Always, a returning, a turning back, no matter how many times one has strayed.

I DON’T NEED A GURU, BUT A GUIDE CAN BE GOOD

Several tattered and dog-eared books rest on my shelves that have been pored over time and again for their guidance, inspiration, and comfort.  Two in particular have been indispensable on my spiritual journey, The Interior Castle by Teresa of Avila and Amazing Grace (A Vocabulary of Faith) by Kathleen Norris.  These authors, with their voices ancient and modern respectively, resonate with wisdom and perennially provide new insights into concepts which are meant to evolve as I am.

A sixteenth century Spanish mystic and prolific writer, St. Theresa of Avila continues to be one of my greatest spiritual mentors.  Hers is a soul I can relate to.  Teresa was not the archetype of the mild-mannered, retiring convent sister.  A complex personality, she was fiery, passionate, wild, and worldly.  She had dry times in prayers, doubts, and earthly irritations.  Divinity is brought to earth in Teresa; her honest words lend authenticity to the fact that this is truly a human endeavor we are about. 

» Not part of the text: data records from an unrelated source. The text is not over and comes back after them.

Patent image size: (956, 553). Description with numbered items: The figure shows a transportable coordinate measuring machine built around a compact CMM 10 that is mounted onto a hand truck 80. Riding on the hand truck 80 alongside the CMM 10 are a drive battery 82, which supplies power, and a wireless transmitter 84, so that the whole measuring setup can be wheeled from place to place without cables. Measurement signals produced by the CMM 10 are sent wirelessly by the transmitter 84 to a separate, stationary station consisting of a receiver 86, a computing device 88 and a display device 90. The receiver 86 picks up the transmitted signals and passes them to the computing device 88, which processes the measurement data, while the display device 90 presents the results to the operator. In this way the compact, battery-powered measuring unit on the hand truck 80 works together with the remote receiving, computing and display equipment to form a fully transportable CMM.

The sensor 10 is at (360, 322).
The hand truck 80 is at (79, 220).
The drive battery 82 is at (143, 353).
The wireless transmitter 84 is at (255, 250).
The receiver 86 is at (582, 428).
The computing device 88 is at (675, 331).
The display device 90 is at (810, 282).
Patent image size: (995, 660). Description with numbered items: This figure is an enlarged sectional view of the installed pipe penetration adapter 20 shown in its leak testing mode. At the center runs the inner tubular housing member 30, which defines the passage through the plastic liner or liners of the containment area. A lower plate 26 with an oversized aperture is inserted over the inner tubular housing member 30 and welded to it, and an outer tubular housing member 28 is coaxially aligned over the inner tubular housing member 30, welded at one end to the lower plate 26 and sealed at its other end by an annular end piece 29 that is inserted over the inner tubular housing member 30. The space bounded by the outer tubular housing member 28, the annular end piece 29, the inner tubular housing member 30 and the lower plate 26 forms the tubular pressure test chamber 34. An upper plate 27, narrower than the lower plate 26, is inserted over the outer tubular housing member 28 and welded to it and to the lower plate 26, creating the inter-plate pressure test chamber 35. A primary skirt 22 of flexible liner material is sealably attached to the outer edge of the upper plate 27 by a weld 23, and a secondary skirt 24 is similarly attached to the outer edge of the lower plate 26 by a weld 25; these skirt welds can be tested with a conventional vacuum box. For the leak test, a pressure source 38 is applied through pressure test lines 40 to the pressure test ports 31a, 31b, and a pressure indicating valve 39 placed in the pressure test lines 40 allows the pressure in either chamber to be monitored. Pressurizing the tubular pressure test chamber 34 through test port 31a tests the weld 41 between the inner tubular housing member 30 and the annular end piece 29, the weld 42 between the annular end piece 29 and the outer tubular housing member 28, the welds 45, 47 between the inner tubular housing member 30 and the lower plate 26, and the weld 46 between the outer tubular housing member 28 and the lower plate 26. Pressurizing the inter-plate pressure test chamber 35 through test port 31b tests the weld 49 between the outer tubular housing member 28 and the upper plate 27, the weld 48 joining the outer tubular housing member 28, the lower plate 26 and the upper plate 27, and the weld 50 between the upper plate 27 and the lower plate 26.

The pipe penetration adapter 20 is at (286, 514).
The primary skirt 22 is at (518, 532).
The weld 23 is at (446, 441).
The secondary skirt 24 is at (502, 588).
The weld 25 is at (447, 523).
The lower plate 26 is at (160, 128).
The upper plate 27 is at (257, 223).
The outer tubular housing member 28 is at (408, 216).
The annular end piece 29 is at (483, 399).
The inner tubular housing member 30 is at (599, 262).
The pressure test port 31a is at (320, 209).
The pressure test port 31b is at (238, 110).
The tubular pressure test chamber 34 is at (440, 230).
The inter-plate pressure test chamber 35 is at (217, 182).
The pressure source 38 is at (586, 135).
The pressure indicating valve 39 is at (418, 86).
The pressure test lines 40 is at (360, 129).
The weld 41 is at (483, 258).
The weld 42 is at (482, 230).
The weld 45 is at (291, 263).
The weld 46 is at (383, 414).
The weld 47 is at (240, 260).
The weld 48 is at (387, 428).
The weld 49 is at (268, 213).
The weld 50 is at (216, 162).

She once wrote, “God deliver me from people so spiritual they want to turn everything into perfect contemplation no matter what.”  She did, out of necessity spend much time in contemplation herself, but toiled each day to know and live spiritually in the world.   

Courageous, she championed the reformation of the Carmelite monasteries with the Spanish Inquisitors growling at her door.  One biographer dubbed her the “warrior bride.”  For Teresa “was born with a warrior’s heart locked inside a woman’s body.”  In her burning desire to know her own soul and God’s relationship with it, she widened the notions of the sacred and added paths to holiness. 

Together with her curiosity of the natural world, Teresa provides concrete and practical advice for spiritual growth in any age.  Her poetic images of the soul, “the soul is a castle made entirely out of a diamond or a very clear crystal, in which there are many rooms,” continue to inspire my own writing.

Kathleen Norris, in the vernacular of the twentieth century, re-presents the Trinity, Christianity, and a myriad of ecclesiastical (church) practices in terms accessible to the laity.  For instance, she likens the Trinity to quarks.  These are subatomic particles that exist in threes.  There is no such thing as one quark, but only three interdependent beings, “part of the atomic glue that holds this world together.”  These kinds of analogies run through her writing, providing unusual and earthy examples to help us interpret difficult theological ideas.  For those that find much in religion too much myth, Norris reminds me to look beyond to the cycling power of metaphors.

Unique and unyielding, her questions act as steam for loosening “sacred” ambiguities, while allowing space to be enveloped in those same mysteries.  She prods the endless definitions and redefinitions of prayer as “stumbling over modern self-consciousness…with our addiction to ‘self-help’ and ‘how-to’ no wonder we have difficulty with prayer, for which the best how-to is Psalm 46: ‘be still and know that I am God.'” She states, “This can happen in an instant; it can also constitute a life’s work.”  Norris’ musings share the heart of true spiritual classics by revealing ways to unburden the intellect, disengage the ego, and surrender the whole self to the wonder of God.

The progressives among us, myself included, do well to reclaim and embrace these two women’s philosophies.